We are running an application that streams video from 3 cameras over a network using RTSP. Recently we changed the RTSP handling method slightly, where now our application connects to a docker image running rtsp-simple-server (GitHub - bluenviron/mediamtx: Ready-to-use SRT / WebRTC / RTSP / RTMP / LL-HLS media server and media proxy that allows to read, publish, proxy and record video and audio streams.), and our client application connects over the network to the docker container (previously we had no docker container, so the client connected directly to the application). What we are seeing now is that after a couple of hours of streaming, there are several kernel messages about the TX ring buffer queue being full, and some time after that all communication is lost over the ethernet interface. There is no ping to or from the machine, although ifconfig still shows an IP address. I can also see that the output of ‘ethtools -S eth0’ has the tx and rx packet no longer increasing. I can recover the eth0 interface by bringing it down and up again using ifconfig.

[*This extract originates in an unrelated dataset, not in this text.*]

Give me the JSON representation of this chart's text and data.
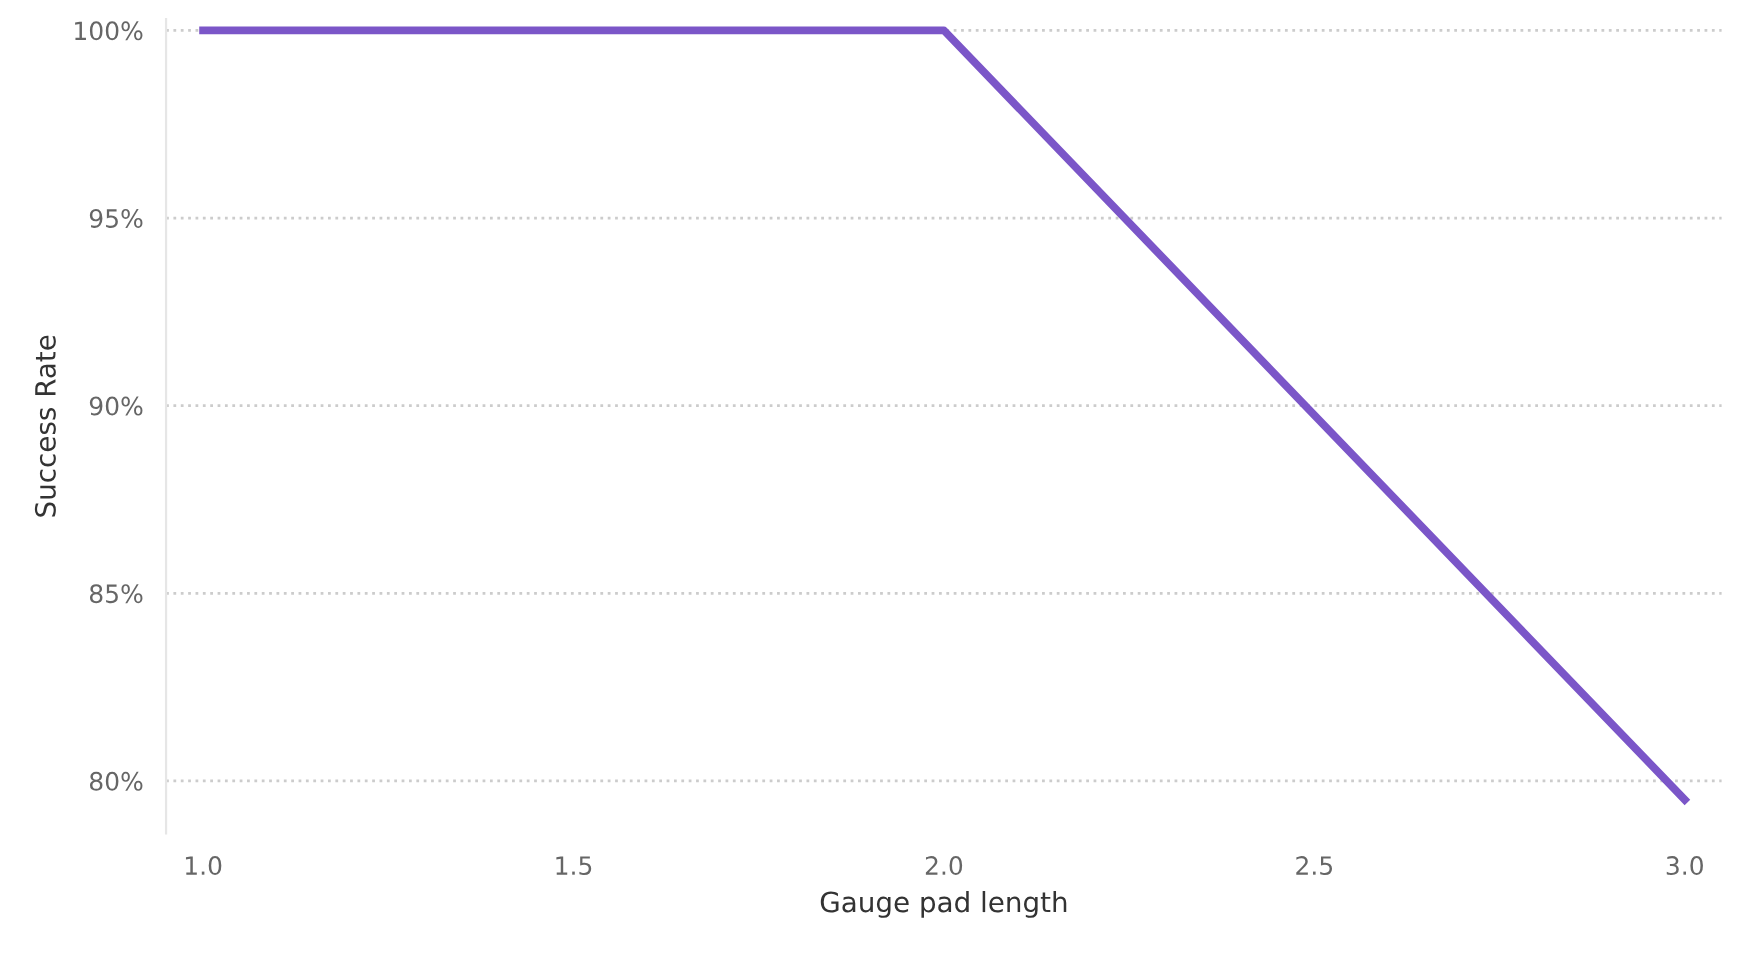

I’m not sure if any of this information is useful but: I have tried changing the size of the TX buffer using ethtools but it seems the eqos driver doesn’t have an interface for doing this. I can also see that the eqos driver has 8 buffers but only one is ever used (index 0). We have also tried running simple-rtsp-server outside of the docker container and see the same results.
Even if the TX buffer is genuinely full, I don’t expect this to completely kill all connection over the ethernet interface, so what’s going on? Any ideas on how to further troubleshoot this?